Geospatial products and international standards
The consolidation of interconnectivity in the global network has been possible thanks to the adoption of international standards. Environmental data is not an exception to this phenomenon, but its geospatial component requires new ways of visualizing, processing and transporting information. The integrated usage of data from different origins is only possible through international agreements that allow rapid consensual adoption of recent technological innovations. In this process experts from around the world and involved. They analyze the new requirements and formulate open solutions that all actors can freely adopt. This way, the development of environmental spatial data infrastructures at the European level (INSPIRE) or globally (Global Earth Observation System of Systems) is possible. They serve in the creation of knowledge about global change and the impacts of human societies that are useful for the decisions making.
CREAF contributes to this discipline in two ways: On the one hand, it brings its knowledge, sometimes leading the creation or revision of international standards. On the other hand, it releases cutting-edge and high efficiency technological implementations. It also advises and contributes to their deployment, both in the research and academic world, as well as in the public administration and private sector. CREAF is a reference in standardization and contributes this knowledge to complement research and innovation projects of national, European and global scope. In particular, the work on geospatial standards is carried out by the Research Group on Remote Sensing and Geographic Information Systems (GRUMETS).
The main lines of work and experience of CREAF in this field include:
- Leadership in the creation of international standards: Creating and reviewing geospatial standards for data visualization (WMS, WMTS), encoding (GeoJSON), download of data (WCS, GMLJP2), data documentation (Geospatial User Feedback), and preservation and packaging of data and metadata (ISO 19165, MMZX). Active participation in international organizations such as the Open Geospatial Consortium.
- Implementation and adoption of standards: Implementation of applications and practices that increase interoperability among research environments in biodiversity, ecosystems, water, citizen science, administration, etc.
- Creation of interoperable products and technologies: Remote Sensing tools and distributed Geographical Information Systems incorporate the latest international standards and serve as pilot programs for the adoption of new standards candidates.

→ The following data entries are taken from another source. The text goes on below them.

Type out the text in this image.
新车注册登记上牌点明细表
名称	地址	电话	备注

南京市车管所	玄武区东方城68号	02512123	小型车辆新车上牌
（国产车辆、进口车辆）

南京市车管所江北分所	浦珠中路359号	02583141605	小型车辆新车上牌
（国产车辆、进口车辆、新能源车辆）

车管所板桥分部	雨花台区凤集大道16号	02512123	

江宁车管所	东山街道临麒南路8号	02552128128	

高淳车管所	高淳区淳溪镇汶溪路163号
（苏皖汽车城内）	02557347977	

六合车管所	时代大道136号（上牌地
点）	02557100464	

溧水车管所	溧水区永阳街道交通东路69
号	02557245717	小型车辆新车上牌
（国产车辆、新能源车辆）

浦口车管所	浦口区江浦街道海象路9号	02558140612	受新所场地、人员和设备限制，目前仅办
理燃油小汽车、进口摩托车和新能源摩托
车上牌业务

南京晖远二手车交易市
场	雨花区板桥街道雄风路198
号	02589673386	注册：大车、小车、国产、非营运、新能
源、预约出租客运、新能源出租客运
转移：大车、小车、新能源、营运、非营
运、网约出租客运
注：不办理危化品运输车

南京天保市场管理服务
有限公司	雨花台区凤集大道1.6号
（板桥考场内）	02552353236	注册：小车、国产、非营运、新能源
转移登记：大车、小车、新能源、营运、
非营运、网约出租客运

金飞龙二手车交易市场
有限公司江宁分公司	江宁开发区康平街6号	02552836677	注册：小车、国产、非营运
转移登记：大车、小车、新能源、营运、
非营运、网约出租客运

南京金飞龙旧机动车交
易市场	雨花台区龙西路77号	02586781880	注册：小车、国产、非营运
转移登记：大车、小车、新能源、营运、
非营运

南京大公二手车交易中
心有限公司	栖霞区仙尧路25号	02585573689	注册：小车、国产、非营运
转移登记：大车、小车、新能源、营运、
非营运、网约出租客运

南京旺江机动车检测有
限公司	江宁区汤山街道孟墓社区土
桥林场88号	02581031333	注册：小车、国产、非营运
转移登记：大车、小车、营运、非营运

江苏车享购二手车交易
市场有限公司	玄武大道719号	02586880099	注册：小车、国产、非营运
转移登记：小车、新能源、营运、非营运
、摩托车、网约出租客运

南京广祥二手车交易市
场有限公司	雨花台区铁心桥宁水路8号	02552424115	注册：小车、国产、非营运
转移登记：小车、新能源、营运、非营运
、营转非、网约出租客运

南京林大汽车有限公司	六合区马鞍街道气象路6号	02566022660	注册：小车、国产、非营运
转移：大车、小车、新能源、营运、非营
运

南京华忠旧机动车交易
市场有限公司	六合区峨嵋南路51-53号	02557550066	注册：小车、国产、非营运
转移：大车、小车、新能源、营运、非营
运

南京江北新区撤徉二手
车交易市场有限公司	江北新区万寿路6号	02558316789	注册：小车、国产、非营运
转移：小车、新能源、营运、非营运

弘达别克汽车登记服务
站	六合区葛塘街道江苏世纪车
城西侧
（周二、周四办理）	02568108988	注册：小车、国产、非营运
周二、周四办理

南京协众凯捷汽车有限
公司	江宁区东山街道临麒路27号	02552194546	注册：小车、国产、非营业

- Data quality: CREAF maintains a quality measures vocabulary (QualityML) and promotes the correct documentation of the data quality, lineage and usage of data products and services.
- Viewing services, downloading data: The data produced by CREAF or the projects in which it participates is made available through interoperable servers and map portals.
- Web sensors, distributed processing and data modeling for automatic generation of knowledge: Research is done on the management of automatic sensor data and the automatic processing of data to assist in the knowledge creation process.
- Data management and preservation: CREAF pilots and refines innovative data management and preservation policies and principles based on international standards and performs data management and migration to ensure its preservation.